Jezzie berharap, pada 2019, GandengTangan bisa menjangkau pengusaha mikro di luar Jawa. Dengan demikian, semakin banyak pengusaha skala mikro yang mendapat kemudahan akses permodalan.
”Pengusaha mikro butuh modal, tetapi pada umumnya kesulitan akses. Padahal, mereka cenderung memerlukan modal dengan nilai tidak terlalu besar dan mampu mengembalikan pinjaman,” katanya.
Sejak berdiri pada 2010, Amartha fokus menyediakan layanan pinjam-meminjam uang berbasis teknologi informasi khusus bagi perempuan pengusaha mikro berusia 21-60 tahun. Pengusaha ini berlatar belakang kelas ekonomi paling bawah dan butuh modal untuk memulai atau mengembangkan usaha.
Perempuan pengusaha mikro pada umumnya tidak memiliki kelayakan untuk mendapatkan pinjaman dari perbankan, baik karena tidak mempunyai jaminan, persyaratan administratif, maupun riwayat kredit.
Sampai saat ini, dana yang disalurkan Amartha Rp 958,69 miliar. Sebanyak 213.713 pengusaha mikro telah diberdayakan.
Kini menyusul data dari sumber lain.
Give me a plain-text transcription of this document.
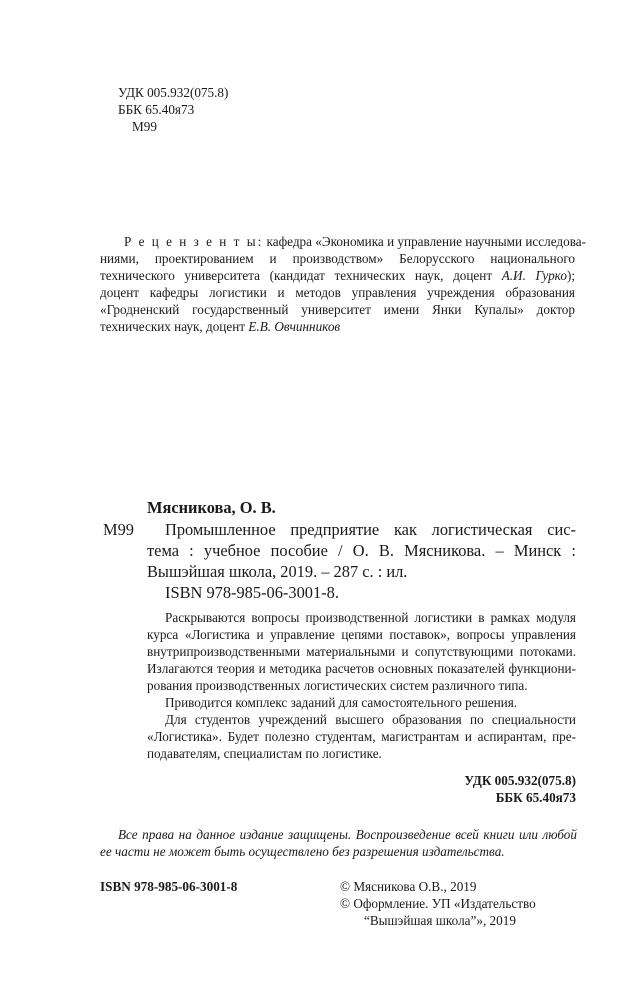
УДК 005.932(075.8)
ББК 65.40я73
М99
Р е ц е н з е н т ы: кафедра «Экономика и управление научными исследова-
ниями, проектированием и производством» Белорусского национального
технического университета (кандидат технических наук, доцент А.И. Гурко);
доцент кафедры логистики и методов управления учреждения образования
«Гродненский государственный университет имени Янки Купалы» доктор
технических наук, доцент Е.В. Овчинников
Мясникова, О. В.
М99 Промышленное предприятие как логистическая сис-
тема : учебное пособие / О. В. Мясникова. – Минск :
Вышэйшая школа, 2019. – 287 с. : ил.
ISBN 978-985-06-3001-8.
Раскрываются вопросы производственной логистики в рамках модуля
курса «Логистика и управление цепями поставок», вопросы управления
внутрипроизводственными материальными и сопутствующими потоками.
Излагаются теория и методика расчетов основных показателей функциони-
рования производственных логистических систем различного типа.
Приводится комплекс заданий для самостоятельного решения.
Для студентов учреждений высшего образования по специальности
«Логистика». Будет полезно студентам, магистрантам и аспирантам, пре-
подавателям, специалистам по логистике.
УДК 005.932(075.8)
ББК 65.40я73
Все права на данное издание защищены. Воспроизведение всей книги или любой
ее части не может быть осуществлено без разрешения издательства.
ISBN 978-985-06-3001-8	© Мясникова О.В., 2019
© Оформление. УП «Издательство
“Вышэйшая школа”», 2019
Vice President Amartha, Aria Widyanto, mengklaim, lebih dari 75 persen debitur pengusaha mikro mengulang pembiayaan di Amartha. Jika mengajukan pinjaman kembali, debitur biasanya akan menerima kenaikan plafon sesuai dengan skor kredit dan kinerja pembayaran pelunasan utang sebelumnya.
”Nilai pinjaman berkisar Rp 3 hingga Rp 15 juta,” ujarnya.
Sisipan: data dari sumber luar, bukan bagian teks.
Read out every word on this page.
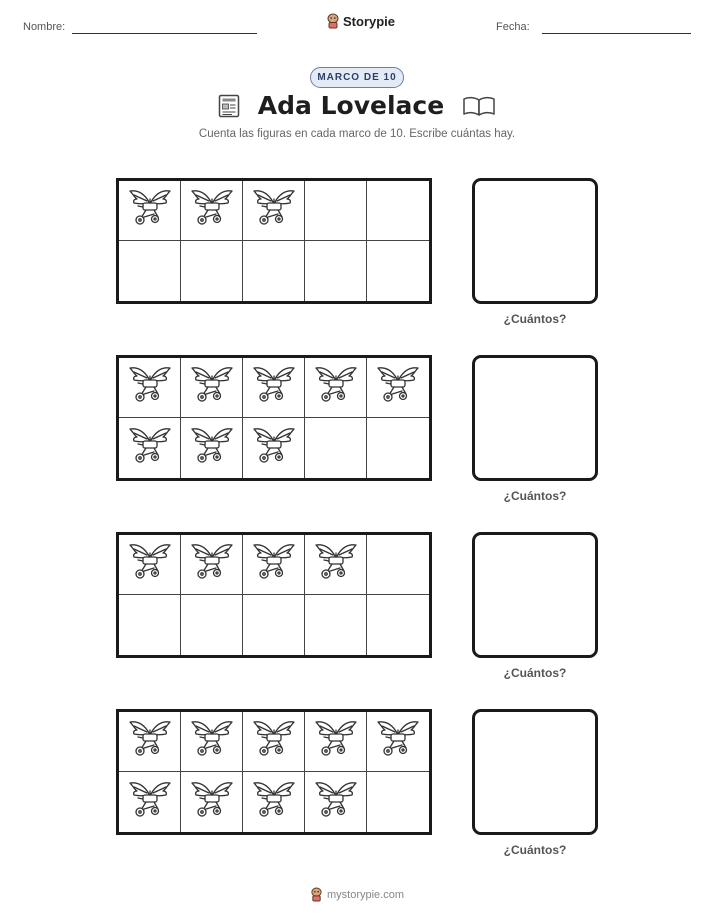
Nombre:	Storypie	Fecha:
MARCO DE 10
Ada Lovelace
Cuenta las figuras en cada marco de 10. Escribe cuántas hay.
¿Cuántos?
¿Cuántos?
¿Cuántos?
¿Cuántos?
mystorypie.com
Aria mengatakan, pendistribusian pendanaan yang dilakukan Amartha bertujuan membantu peningkatan kesejahteraan perempuan pelaku usaha mikro. Oleh karena itu, Amartha menyelenggarakan riset secara berkala untuk mengetahui perubahan pendapatan sebelum dan sesudah pelaku usaha itu menjadi mitra.
Mengutip Social Accountability Report Amartha pada periode riset 2015-2017, pendapatan rata-rata mitra Amartha meningkat dari Rp 1,44 juta menjadi Rp 3,47 juta per bulan.